The government has partnered a consortium of nine banks to provide credit to existing youth-led companies and, in the process, create one million jobs in the next three years.
Under the commercial programme of the YouStart initiative, the banks will provide support for existing youth-led businesses with amounts between GH¢100,000 working capital and GH¢500,000 for those in need of capital expenditure.
The interest rate will not be more than 10 per cent.
Interview
In an interview with the Daily Graphic, the Chief Executive Officer (CEO) of the Ghana Association of Bankers (GAB), John Awuah, listed the participating banks as GCB Bank PLC, Consolidated Bank Ghana (CBG), Access Bank and Absa Bank.
The rest are FBN Bank, Agricultural Development Bank (ADB), Fidelity Bank, Ecobank and Bank of Africa.
Mr Awuah expressed the confidence that with time, more banks would come on board.
He added that the banking community was aware of the difficulties faced by entrepreneurs in accessing credit, and so the scheme was aimed at making lending conditions less stringent to enable businesses to scale up and create jobs.
“The banking sector is convinced that the government wants to build an entrepreneurial nation through youth entrepreneurship. We have decided that this is good, and we want to grow with the private sector,” he said.
The CEO of the bankers association said it was an advantage to be dealing already with the private sector, as the banks had a fair knowledge of all that went into making a business work.
“We are confident that with the well-crafted conditions we are offering and our ammunition of funding, we can make fund accessibility easier to enable young entrepreneurs to launch into the deep,” Mr Awuah stated.
Conditions
He named some of the conditions for accessing the scheme to include existing businesses whose prime movers were the youth between ages 18 and 40, saying entrepreneurs aged above 40 would have to prove that their employees were contributing to the Social Security and National Insurance Trust (SSNIT) and that 50 per cent of their employees were between 18 and 40.
They would also have to show that their businesses, when supported, would be profitable and create youth employment, Mr Awuah explained.

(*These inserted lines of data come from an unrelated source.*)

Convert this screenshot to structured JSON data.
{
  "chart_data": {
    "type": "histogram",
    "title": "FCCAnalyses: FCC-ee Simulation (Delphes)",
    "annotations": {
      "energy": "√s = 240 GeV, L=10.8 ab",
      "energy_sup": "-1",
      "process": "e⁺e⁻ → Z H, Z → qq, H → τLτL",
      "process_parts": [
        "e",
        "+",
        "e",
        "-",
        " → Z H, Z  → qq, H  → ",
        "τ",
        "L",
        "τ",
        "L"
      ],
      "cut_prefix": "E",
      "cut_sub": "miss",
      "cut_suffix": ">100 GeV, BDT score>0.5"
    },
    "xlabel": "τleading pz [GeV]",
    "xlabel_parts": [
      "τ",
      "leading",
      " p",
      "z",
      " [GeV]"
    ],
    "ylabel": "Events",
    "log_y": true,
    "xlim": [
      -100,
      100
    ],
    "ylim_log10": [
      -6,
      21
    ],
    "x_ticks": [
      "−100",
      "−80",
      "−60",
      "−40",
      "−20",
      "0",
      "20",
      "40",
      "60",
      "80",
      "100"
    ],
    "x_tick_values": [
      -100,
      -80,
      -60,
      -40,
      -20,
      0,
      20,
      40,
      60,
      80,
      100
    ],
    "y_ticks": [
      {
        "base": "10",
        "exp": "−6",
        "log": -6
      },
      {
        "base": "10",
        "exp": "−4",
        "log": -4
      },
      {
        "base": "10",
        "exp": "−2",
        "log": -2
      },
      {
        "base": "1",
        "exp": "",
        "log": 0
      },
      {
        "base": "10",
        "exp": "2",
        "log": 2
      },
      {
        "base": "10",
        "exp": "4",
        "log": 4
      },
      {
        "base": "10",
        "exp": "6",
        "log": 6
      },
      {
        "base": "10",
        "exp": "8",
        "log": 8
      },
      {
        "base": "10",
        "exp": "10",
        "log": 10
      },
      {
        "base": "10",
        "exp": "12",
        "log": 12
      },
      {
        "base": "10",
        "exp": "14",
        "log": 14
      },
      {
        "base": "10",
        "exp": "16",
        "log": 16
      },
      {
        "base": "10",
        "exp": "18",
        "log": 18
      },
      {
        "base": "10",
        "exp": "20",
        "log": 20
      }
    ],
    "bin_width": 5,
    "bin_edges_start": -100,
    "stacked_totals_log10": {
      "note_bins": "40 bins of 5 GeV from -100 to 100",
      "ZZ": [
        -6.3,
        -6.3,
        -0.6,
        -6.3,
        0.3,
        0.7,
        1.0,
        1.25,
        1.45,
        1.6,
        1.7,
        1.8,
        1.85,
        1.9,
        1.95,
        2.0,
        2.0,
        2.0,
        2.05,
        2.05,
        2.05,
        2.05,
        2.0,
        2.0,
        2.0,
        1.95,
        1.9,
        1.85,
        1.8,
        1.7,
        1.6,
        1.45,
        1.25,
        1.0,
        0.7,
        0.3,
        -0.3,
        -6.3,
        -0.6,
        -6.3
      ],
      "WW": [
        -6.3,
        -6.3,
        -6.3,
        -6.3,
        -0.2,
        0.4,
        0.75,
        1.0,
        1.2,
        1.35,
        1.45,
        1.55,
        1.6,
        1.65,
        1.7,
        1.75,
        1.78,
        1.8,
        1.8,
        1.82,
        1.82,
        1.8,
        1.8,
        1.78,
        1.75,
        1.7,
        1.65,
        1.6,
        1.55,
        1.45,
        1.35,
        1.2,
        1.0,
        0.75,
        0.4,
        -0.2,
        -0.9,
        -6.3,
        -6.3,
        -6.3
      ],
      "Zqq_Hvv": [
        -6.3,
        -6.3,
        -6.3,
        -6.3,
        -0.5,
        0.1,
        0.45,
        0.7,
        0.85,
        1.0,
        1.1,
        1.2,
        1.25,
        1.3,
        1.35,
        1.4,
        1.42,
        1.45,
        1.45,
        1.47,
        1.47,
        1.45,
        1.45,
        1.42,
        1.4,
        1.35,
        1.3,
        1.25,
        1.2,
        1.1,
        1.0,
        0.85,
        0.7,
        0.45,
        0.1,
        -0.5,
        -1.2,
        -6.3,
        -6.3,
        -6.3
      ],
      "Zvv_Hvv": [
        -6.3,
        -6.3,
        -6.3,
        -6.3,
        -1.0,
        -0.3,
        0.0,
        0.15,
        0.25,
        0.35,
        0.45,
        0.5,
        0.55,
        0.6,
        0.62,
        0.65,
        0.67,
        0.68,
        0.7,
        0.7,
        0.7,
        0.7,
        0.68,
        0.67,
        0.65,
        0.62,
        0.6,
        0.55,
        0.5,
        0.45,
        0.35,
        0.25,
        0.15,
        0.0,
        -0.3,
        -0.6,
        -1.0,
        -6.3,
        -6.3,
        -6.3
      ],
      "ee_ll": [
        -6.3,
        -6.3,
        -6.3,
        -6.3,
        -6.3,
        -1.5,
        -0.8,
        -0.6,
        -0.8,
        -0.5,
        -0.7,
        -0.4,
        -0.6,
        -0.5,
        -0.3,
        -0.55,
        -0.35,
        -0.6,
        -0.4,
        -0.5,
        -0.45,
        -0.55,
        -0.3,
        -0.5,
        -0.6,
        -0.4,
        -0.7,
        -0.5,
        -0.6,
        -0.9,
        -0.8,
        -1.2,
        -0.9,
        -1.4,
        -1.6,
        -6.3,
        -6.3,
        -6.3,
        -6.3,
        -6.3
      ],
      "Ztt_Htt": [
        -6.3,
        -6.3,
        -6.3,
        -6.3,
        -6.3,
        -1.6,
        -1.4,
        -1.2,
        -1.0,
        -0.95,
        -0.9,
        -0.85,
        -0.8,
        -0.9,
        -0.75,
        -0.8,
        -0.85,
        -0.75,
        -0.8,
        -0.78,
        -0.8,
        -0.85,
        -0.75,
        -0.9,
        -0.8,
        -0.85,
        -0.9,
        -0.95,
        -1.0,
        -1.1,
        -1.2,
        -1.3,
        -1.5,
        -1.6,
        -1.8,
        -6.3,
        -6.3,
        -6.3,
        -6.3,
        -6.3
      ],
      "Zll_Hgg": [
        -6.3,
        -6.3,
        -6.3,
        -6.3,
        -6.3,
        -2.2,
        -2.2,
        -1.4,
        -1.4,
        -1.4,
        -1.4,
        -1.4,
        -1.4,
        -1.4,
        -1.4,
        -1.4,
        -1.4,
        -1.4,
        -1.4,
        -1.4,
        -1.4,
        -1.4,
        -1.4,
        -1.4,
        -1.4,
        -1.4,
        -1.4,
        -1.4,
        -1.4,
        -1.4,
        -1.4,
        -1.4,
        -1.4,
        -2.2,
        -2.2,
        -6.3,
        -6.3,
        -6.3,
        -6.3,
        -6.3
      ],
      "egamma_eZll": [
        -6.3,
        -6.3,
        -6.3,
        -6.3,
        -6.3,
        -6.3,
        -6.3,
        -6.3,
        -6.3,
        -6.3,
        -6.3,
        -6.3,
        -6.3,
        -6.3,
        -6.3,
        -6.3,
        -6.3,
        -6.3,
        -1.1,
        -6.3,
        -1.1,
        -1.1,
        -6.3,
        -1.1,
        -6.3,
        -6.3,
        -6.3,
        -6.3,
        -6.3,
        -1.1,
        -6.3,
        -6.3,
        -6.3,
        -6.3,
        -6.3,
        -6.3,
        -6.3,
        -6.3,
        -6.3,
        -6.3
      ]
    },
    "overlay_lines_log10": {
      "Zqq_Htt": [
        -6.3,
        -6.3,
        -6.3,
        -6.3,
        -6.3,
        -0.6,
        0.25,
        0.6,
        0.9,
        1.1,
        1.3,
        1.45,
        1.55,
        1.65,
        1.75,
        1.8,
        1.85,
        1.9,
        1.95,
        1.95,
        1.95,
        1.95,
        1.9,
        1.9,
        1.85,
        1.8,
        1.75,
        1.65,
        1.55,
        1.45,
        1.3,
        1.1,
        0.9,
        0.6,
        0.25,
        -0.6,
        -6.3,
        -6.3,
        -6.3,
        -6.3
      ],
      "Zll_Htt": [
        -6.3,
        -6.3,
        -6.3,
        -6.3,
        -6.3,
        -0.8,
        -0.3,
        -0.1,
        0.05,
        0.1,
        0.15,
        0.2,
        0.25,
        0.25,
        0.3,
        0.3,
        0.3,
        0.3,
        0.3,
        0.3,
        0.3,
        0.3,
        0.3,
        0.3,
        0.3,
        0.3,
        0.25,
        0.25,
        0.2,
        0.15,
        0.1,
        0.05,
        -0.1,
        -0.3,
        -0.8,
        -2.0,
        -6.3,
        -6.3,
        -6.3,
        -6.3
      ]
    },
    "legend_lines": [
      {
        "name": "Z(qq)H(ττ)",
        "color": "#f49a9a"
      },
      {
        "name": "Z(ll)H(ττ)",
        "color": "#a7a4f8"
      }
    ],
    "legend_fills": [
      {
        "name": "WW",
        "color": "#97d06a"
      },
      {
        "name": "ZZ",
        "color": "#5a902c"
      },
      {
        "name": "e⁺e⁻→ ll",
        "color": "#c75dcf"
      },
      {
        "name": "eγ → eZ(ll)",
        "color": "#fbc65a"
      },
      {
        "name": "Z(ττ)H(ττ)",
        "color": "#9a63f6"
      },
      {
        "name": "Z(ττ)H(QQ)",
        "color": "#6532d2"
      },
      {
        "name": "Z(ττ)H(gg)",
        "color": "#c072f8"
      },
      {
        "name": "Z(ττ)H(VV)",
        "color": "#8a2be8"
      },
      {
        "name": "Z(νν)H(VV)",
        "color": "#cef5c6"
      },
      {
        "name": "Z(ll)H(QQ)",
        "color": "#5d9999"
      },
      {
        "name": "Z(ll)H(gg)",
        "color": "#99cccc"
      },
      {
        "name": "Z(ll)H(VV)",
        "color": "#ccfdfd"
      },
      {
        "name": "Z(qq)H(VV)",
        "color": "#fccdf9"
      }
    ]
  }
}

“YouStart will not fund any business that is into buying and selling,” he stressed, adding that “we don’t want to create import-dependent enterprises.”
Commercial module
Through the commercial module of the YouStart programme, young people with business ideas or those who had started businesses would be trained by professionals at the National Banking College, Chartered Institute of Bankers and other institutions.
Beneficiaries who successfully graduate from the training will be assisted to obtain product certification and quality assurance for their products and services, to ensure that their businesses conform to standards, regulations and the laws of their industry.
Entrepreneurs will be trained, supported with business development services and funded over the next three years.
On how interested applications can access the fund, Mr Awuah said a website would soon be launched to facilitate that.
“All potential applicants have to do is fill out the form. Successful applicants can access funding ‘within a short period after applying’,” he said.
The YouStart commercial programme will take off in the latter part of this month.